Oil in the so-called Loop Current could cause tremendous damage to a wide range of marine life, experts warned.
"The Loop Current is a super-highway carrying babies of a wide array of fishes and other kinds of marine life from their spawning zones to the places where they will ultimately grow up," Environmental Defense Fund chief ocean scientist Doug Rader told AFP.
In Louisiana, the damage was already being seen, with Jindal telling reporters that "heavy oil" had entered the marshlands. "It's already here, but we know more is coming."
Louisiana biologists said they had rescued an endangered Kemp's Ridley sea turtle whose exterior was heavily oiled, the first found so far. Oil samples from the turtle, rescued on Tuesday, were being analyzed to determine whether they came from the spill, officials said.
South of Venice, the seaport where BP has established its response headquarters, oil was seeping into the marshes at a rapid pace.
Shiny tar balls were caught in thickets of reeds where crabs swarmed about, their shells painted orange by the crude. In some spots, a thick blanket of oil hung at the bottom of the marsh.
Earlier, European Space Agency satellites showed oil being pulled into the powerful clockwise-moving Loop Current that joins the Gulf Stream, the northern hemisphere's most important ocean current system.
The National Oceanic and Atmospheric Administration, the main US agency monitoring the spill, agreed that a small portion of the slick had entered the current "in the form of light to very light sheens."
But it tried to temper fears, saying the oil may never reach Florida and if it does, it "would be highly weathered" with evaporation and chemical dispersants having "significantly" reduced the volume.
Rader warned it was "inevitable" that the cocktail of oil and chemical dispersants would eventually make it to Florida, washing up on beaches on the southeastern US coast.
Cuba's southwestern coast, home to major coral and mangrove systems, as well as a nursery area that supports much of western Caribbean marine wildlife, is also at threat.
BP, which is continuing its efforts to siphon up as much of the oil as possible via a mile-long suction tube, said Thursday it was recovering some 3,000 barrels of crude a day.
The firm estimates that some 5,000 barrels, or 210,000 gallons, a day of crude is spewing from the wreckage of the Deepwater Horizon rig, although independent experts warn the flow rate could be at least 10 times higher.
BP, which has claimed the environmental impact of the spill would be "very modest", agreed Wednesday to a US lawmaker's demand for a live video feed of the oil leak, which could help scientists better assess the flow's rate.
BP hopes to stop the noxious flow with a so-called "top kill" operation in about a week, in which heavy drilling fluids would be injected into the well to stem the oil flow, followed by a cement operation to seal it up permanently.
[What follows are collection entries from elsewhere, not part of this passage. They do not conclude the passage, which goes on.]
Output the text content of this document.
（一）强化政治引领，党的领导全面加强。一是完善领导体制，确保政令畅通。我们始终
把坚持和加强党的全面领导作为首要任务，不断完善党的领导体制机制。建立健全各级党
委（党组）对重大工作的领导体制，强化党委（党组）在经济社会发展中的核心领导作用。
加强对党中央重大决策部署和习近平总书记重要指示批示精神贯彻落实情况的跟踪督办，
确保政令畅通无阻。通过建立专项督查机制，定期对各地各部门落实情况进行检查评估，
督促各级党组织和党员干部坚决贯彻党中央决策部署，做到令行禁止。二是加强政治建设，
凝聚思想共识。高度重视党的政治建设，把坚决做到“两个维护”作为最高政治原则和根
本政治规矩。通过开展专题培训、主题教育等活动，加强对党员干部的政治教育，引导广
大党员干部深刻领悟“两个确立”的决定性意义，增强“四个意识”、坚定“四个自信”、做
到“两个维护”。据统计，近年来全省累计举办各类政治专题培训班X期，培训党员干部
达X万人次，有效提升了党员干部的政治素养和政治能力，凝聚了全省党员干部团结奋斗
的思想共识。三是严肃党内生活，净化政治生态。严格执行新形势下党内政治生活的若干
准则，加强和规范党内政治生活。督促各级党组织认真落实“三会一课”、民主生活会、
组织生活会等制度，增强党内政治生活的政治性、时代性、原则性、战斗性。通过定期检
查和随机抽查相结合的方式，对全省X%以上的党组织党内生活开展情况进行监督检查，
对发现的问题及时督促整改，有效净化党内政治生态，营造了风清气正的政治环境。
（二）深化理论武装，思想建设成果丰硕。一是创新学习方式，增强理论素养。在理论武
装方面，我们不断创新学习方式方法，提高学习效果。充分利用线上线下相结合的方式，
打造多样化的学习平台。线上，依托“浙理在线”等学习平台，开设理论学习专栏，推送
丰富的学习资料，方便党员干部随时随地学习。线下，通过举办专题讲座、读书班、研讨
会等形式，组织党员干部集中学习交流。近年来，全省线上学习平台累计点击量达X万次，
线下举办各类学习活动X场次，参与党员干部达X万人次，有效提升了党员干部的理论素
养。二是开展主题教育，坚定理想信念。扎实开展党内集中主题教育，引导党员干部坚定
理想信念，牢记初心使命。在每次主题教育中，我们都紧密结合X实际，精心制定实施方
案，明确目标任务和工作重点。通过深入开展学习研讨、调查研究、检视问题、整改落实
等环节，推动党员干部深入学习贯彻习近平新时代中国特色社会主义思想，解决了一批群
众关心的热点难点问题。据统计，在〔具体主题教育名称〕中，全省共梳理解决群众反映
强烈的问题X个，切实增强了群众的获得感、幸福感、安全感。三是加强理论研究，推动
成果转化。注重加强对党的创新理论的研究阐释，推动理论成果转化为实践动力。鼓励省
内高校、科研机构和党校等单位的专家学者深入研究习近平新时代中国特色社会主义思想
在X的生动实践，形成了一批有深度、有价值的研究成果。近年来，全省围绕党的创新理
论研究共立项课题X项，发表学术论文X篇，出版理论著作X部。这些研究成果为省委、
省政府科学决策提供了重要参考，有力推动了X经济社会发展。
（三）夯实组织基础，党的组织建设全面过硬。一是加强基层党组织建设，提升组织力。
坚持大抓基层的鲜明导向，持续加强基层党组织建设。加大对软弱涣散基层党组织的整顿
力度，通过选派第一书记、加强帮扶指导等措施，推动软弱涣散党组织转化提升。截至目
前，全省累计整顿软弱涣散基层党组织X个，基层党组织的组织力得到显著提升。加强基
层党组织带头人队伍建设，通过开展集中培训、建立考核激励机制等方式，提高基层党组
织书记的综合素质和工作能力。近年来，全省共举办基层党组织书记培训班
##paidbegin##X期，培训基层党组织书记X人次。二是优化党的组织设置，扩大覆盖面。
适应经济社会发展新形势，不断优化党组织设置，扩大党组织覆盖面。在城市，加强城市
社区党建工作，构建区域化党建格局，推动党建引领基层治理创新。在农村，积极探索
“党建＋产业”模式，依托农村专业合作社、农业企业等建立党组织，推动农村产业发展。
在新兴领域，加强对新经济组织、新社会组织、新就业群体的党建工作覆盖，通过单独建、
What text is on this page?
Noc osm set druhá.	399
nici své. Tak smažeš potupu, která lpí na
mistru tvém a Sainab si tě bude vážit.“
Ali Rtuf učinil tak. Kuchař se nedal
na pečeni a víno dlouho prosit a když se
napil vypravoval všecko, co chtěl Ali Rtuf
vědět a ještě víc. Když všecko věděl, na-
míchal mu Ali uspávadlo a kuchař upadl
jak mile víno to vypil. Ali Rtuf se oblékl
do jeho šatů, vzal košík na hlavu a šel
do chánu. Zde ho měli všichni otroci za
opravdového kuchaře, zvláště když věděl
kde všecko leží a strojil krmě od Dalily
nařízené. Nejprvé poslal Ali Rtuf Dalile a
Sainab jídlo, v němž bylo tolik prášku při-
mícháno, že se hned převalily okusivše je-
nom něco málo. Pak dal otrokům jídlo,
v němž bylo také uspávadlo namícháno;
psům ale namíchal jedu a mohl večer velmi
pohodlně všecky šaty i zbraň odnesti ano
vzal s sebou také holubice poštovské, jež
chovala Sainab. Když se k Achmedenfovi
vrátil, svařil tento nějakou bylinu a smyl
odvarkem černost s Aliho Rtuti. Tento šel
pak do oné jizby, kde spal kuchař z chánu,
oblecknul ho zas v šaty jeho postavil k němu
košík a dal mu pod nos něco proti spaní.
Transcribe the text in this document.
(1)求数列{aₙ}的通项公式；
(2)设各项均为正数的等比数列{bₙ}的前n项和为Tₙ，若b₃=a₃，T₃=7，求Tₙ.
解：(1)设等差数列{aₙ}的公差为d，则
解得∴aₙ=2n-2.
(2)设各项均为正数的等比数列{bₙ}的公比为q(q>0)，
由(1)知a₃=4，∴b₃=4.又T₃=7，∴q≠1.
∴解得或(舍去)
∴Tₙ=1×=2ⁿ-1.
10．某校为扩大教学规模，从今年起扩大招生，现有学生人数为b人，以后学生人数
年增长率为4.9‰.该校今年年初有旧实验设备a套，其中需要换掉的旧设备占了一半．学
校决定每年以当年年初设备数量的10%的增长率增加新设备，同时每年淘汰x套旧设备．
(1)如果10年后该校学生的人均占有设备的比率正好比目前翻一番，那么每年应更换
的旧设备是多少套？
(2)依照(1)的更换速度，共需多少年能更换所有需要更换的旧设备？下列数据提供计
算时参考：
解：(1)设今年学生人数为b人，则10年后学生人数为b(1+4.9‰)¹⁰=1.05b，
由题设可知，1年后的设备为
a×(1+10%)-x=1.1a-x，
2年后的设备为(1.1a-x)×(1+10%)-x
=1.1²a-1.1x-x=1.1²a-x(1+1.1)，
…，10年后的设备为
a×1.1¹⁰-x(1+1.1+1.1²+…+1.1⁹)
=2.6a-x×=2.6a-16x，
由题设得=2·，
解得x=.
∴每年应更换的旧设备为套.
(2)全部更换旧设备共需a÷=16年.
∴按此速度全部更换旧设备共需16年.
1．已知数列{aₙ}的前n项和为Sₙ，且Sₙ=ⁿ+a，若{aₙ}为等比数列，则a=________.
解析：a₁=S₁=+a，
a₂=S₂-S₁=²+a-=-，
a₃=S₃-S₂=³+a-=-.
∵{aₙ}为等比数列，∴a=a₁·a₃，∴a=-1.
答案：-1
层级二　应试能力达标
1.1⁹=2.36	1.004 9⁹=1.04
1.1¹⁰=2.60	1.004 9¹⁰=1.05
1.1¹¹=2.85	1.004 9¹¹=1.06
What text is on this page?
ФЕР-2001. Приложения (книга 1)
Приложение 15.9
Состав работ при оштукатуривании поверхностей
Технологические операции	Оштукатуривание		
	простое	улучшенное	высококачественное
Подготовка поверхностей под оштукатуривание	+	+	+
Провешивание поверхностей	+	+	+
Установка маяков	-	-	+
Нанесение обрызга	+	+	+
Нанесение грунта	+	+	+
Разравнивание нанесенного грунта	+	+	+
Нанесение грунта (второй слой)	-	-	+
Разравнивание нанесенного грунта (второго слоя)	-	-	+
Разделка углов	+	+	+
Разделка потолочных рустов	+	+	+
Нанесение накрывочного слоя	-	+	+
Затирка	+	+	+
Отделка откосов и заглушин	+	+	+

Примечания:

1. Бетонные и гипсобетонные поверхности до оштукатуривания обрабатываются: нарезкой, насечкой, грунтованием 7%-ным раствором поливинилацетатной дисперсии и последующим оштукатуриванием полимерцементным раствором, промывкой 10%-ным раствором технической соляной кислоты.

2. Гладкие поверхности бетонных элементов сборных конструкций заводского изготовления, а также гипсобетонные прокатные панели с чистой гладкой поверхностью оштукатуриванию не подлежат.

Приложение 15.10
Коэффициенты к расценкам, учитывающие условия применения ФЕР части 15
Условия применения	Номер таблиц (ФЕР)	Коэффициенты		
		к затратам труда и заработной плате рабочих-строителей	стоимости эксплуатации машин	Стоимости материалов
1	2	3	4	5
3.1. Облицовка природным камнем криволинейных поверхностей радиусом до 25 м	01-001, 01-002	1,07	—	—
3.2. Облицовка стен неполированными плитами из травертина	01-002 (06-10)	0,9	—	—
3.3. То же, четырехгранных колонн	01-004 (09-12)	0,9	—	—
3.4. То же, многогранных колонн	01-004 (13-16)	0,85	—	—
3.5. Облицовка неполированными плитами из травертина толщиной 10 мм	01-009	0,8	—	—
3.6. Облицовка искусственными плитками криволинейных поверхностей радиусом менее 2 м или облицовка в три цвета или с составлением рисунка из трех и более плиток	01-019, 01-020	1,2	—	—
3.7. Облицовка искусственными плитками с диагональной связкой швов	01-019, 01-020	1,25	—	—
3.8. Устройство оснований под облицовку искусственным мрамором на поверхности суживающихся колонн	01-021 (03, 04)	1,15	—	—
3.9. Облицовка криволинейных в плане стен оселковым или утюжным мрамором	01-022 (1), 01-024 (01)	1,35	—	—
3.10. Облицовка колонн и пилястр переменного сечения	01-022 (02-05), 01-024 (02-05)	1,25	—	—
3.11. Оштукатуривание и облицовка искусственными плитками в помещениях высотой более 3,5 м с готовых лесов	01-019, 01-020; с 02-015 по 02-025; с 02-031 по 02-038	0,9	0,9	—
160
With concerns mounting over lax federal oversight of the offshore oil drilling industry, top US Senate Democrats urged President Barack Obama to order "immediate and enhanced inspections" of drilling in US waters.
"As the Gulf Coast continues to be threatened by the lasting effects of the Deepwater Horizon oil spill disaster, we are deeply concerned that this accident could be repeated elsewhere," they wrote to Obama.